La nueva herramienta busca facilitar a las empresas la creación, coordinación y supervisión de agentes de Inteligencia Artificial en entornos seguros y regulados.
OpenAI ha presentado Frontier, una plataforma abierta concebida para ayudar a las empresas a crear y coordinar agentes de inteligencia artificial, con el objetivo de proporcionar mayor contexto y optimizar la ejecución de tareas en marcos de trabajo controlados y regulados.
La compañía liderada por Sam Altman ha subrayado que los agentes de IA han transformado la forma de trabajar en las organizaciones, al permitir la realización autónoma de tareas reales y contribuir a la optimización de procesos. No obstante, ha advertido de que el principal obstáculo para su adopción generalizada no reside en la capacidad de los modelos, sino en la manera en que los agentes se diseñan y gestionan dentro de las empresas.
Con este planteamiento, OpenAI ha dado a conocer Frontier como una solución orientada a facilitar la creación, implantación y gestión integral de agentes de IA en el entorno empresarial, permitiendo un uso más eficiente y coordinado de esta tecnología.
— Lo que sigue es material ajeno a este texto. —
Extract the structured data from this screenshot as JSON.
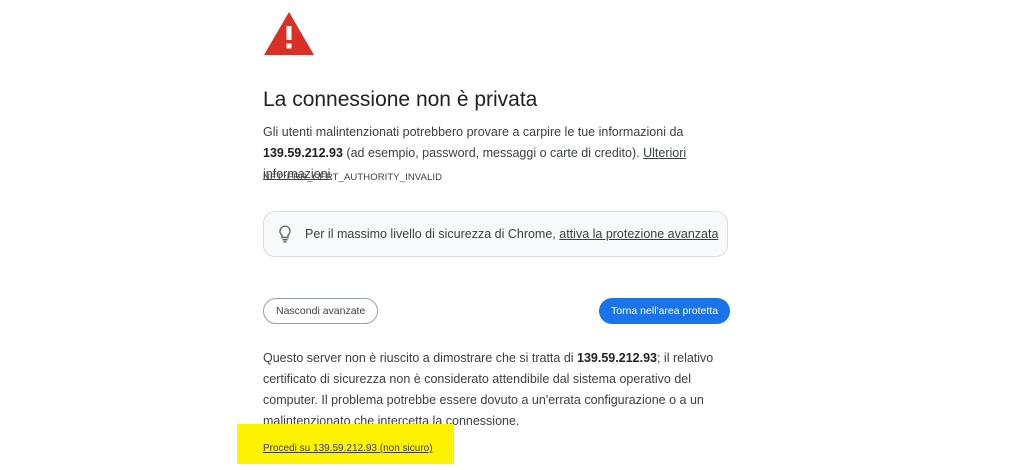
{
  "interstitial": {
    "title": "La connessione non è privata",
    "message_part1": "Gli utenti malintenzionati potrebbero provare a carpire le tue informazioni da",
    "host": "139.59.212.93",
    "message_part2": " (ad esempio, password, messaggi o carte di credito). ",
    "learn_more_link": "Ulteriori informazioni",
    "error_code": "NET::ERR_CERT_AUTHORITY_INVALID",
    "promo_text": "Per il massimo livello di sicurezza di Chrome, ",
    "promo_link": "attiva la protezione avanzata",
    "hide_advanced_label": "Nascondi avanzate",
    "back_to_safety_label": "Torna nell'area protetta",
    "details_part1": "Questo server non è riuscito a dimostrare che si tratta di ",
    "details_host": "139.59.212.93",
    "details_part2": "; il relativo certificato di sicurezza non è considerato attendibile dal sistema operativo del computer. Il problema potrebbe essere dovuto a un'errata configurazione o a un malintenzionato che intercetta la connessione.",
    "proceed_link": "Procedi su 139.59.212.93 (non sicuro)"
  },
  "colors": {
    "warning_red": "#d93025",
    "primary_blue": "#1a73e8",
    "highlight_yellow": "#fff200"
  },
  "icons": {
    "warning": "warning-triangle-icon",
    "promo": "lightbulb-icon"
  }
}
Según ha explicado la compañía en un comunicado, la plataforma ofrece a los agentes contexto compartido, aprendizaje práctico basado en retroalimentación y un sistema de permisos y límites claramente definidos en función de las tareas asignadas. De este modo, se pretende que los agentes dejen de operar de forma aislada y puedan colaborar entre sí, integrándose en la dinámica interna de las empresas de forma similar a los equipos humanos.
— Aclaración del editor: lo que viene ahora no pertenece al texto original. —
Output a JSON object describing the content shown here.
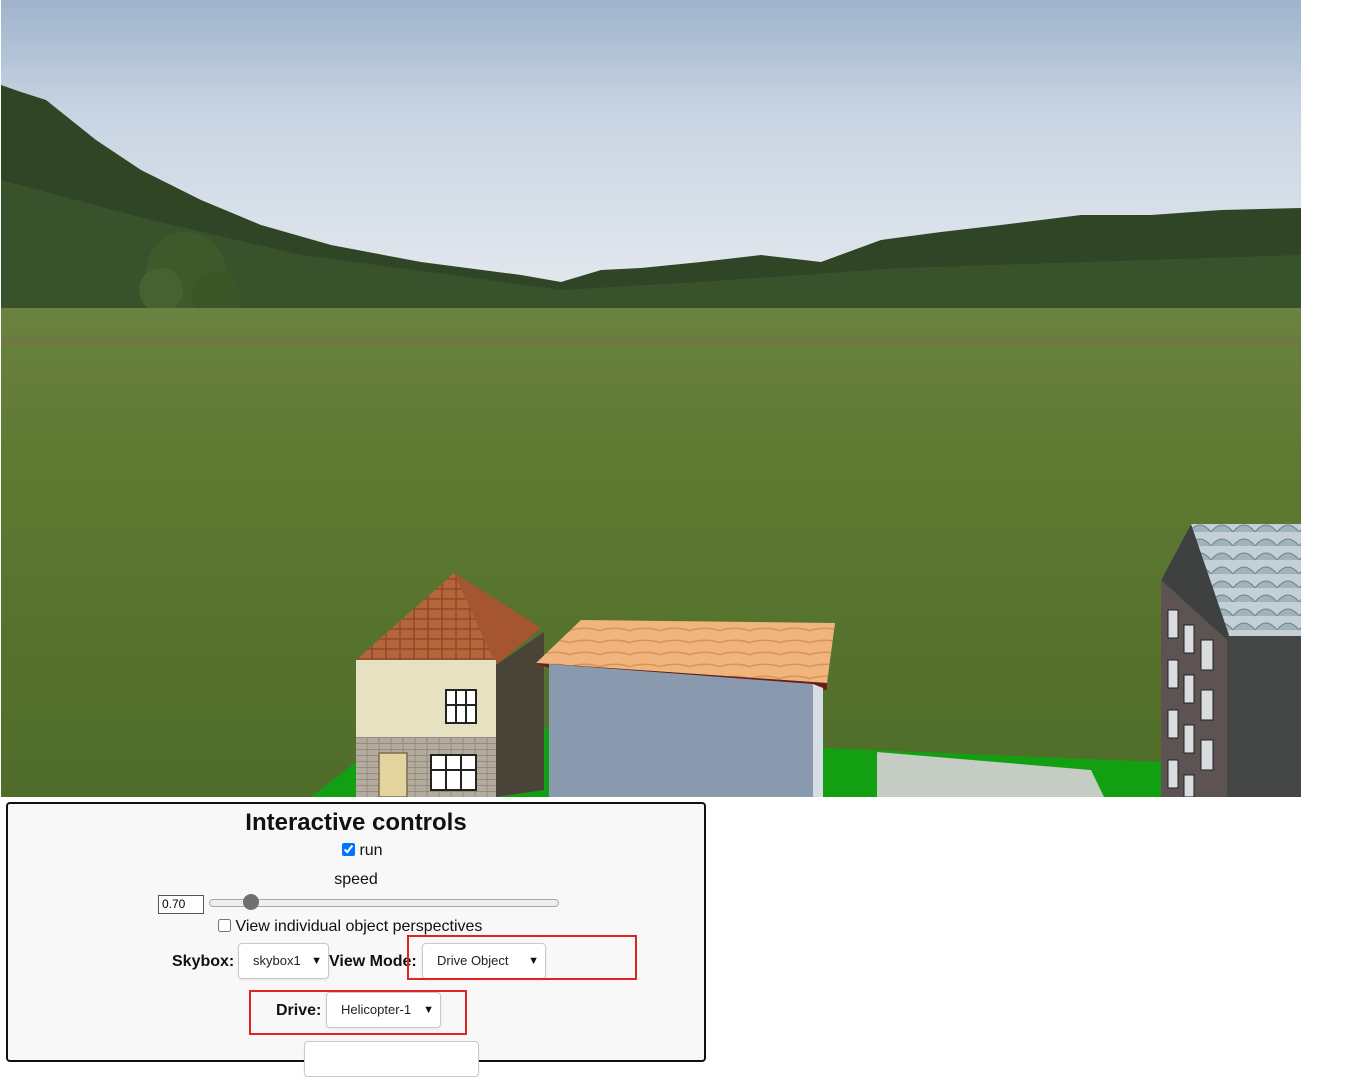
{
  "controls": {
    "title": "Interactive controls",
    "run_label": "run",
    "run_checked": true,
    "speed_label": "speed",
    "speed_value": "0.70",
    "speed_slider_fraction": 0.12,
    "perspectives_label": "View individual object perspectives",
    "perspectives_checked": false,
    "skybox_label": "Skybox:",
    "skybox_value": "skybox1",
    "view_mode_label": "View Mode:",
    "view_mode_value": "Drive Object",
    "drive_label": "Drive:",
    "drive_value": "Helicopter-1"
  },
  "scene": {
    "sky_color": "#cdd8e6",
    "grass_color": "#5d7b32",
    "ground_color": "#12a012",
    "road_color": "#c4ccc4",
    "highlight_color": "#e02424"
  }
}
OpenAI ha señalado que, en la actualidad, aunque los agentes estén desplegados en diferentes áreas de una organización, cada uno permanece limitado a lo que puede ver y hacer, lo que puede generar complejidad adicional en lugar de agilizar el trabajo, debido a la falta de contexto suficiente.
Ante esta situación, Frontier se concibe como un entorno común en el que los agentes acceden al contexto de la empresa, comprenden cómo deben ejecutar sus funciones y actúan conforme a una identidad definida, con permisos y límites específicos. Al mismo tiempo, los equipos pueden poner en producción a estos agentes mediante un enfoque integral que abarca su diseño, despliegue y supervisión.
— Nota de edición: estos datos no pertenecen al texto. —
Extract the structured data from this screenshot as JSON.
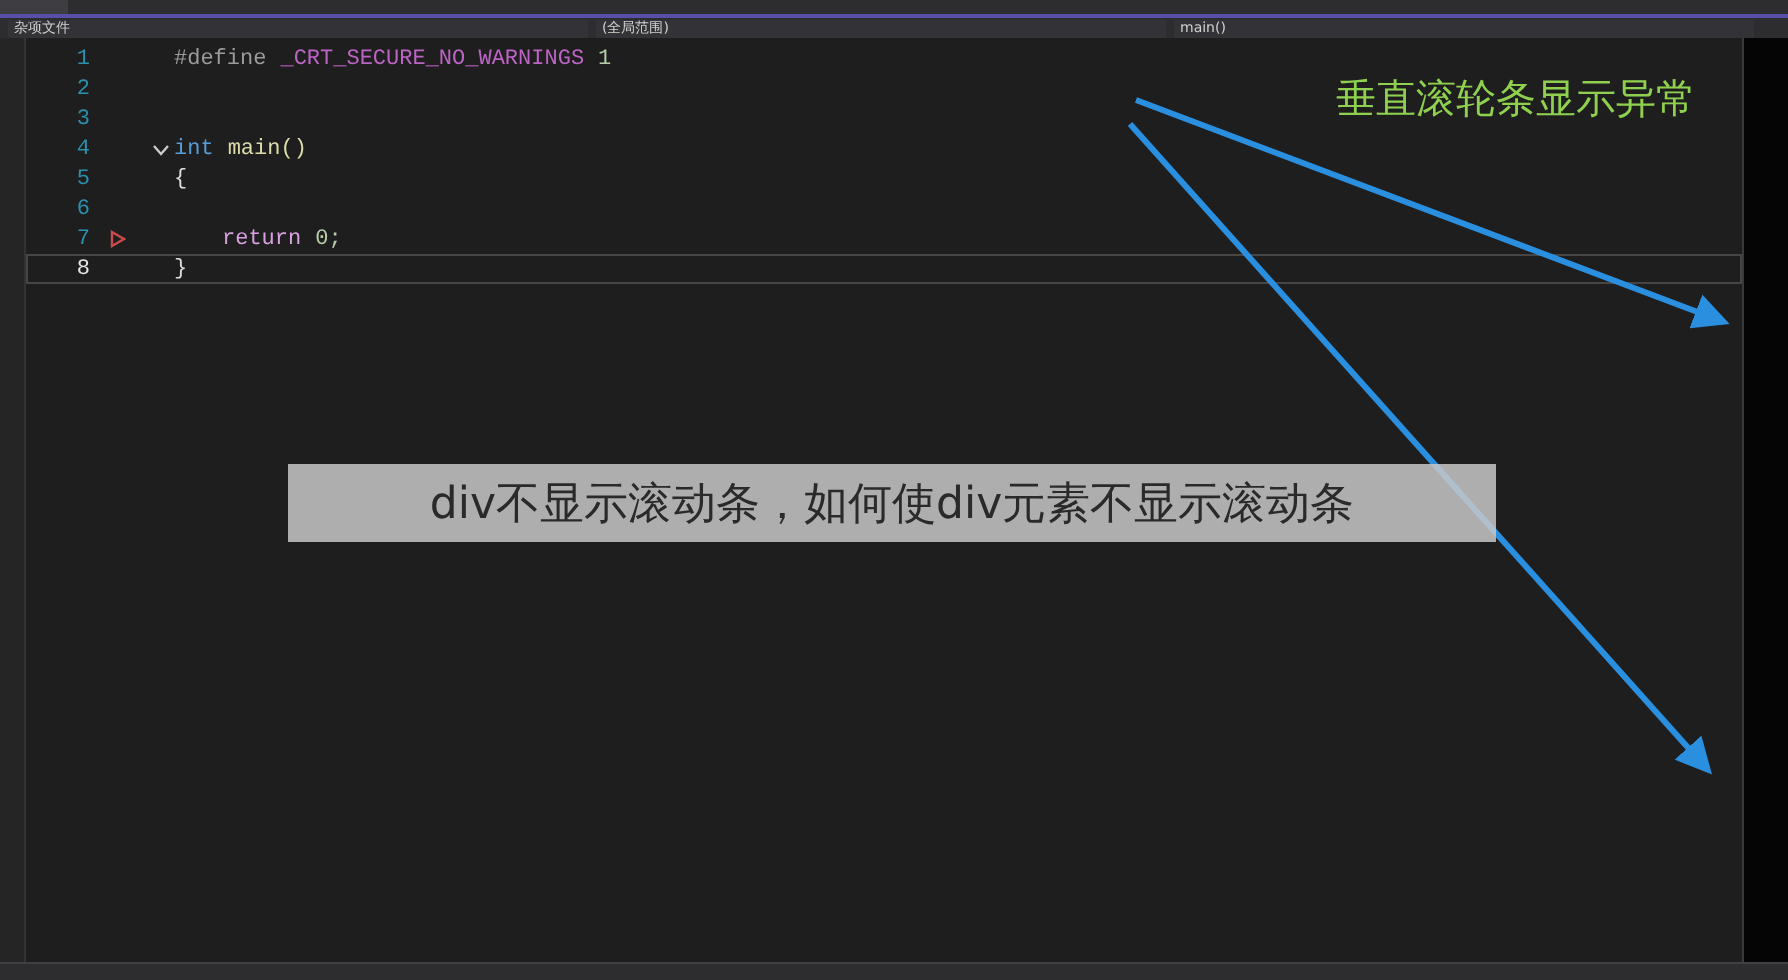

En la práctica, los usuarios de Frontier tienen la posibilidad de programar agentes de IA, definir a qué datos y aplicaciones externas pueden conectarse y configurar sus funciones concretas, de forma similar a la gestión de empleados reales. Además, los equipos humanos pueden evaluar el rendimiento de los agentes y mejorar su utilidad progresivamente a través de la retroalimentación.
La compañía ha destacado que se trata de una plataforma abierta, capaz de gestionar agentes creados con tecnologías de IA ajenas a OpenAI, lo que amplía su nivel de personalización y adaptación a las necesidades de cada empresa.
Asimismo, Frontier está diseñada para funcionar sobre múltiples sistemas ya existentes en las organizaciones, sin exigir cambios estructurales en sus plataformas, aprovechando los datos y aplicaciones ya instaladas mediante estándares abiertos.
"Frontier ofrece a los compañeros de IA la capacidad de razonar sobre datos y completar tareas complejas, como trabajar con archivos, ejecutar código y usar herramientas, todo en un entorno de ejecución de agentes abierto y confiable", ha afirmado OpenAI.
Por el momento, la empresa ha indicado que ya ha iniciado pruebas de Frontier con compañías como HP, Oracle y Uber, y prevé ampliar su implementación de forma más general en el futuro.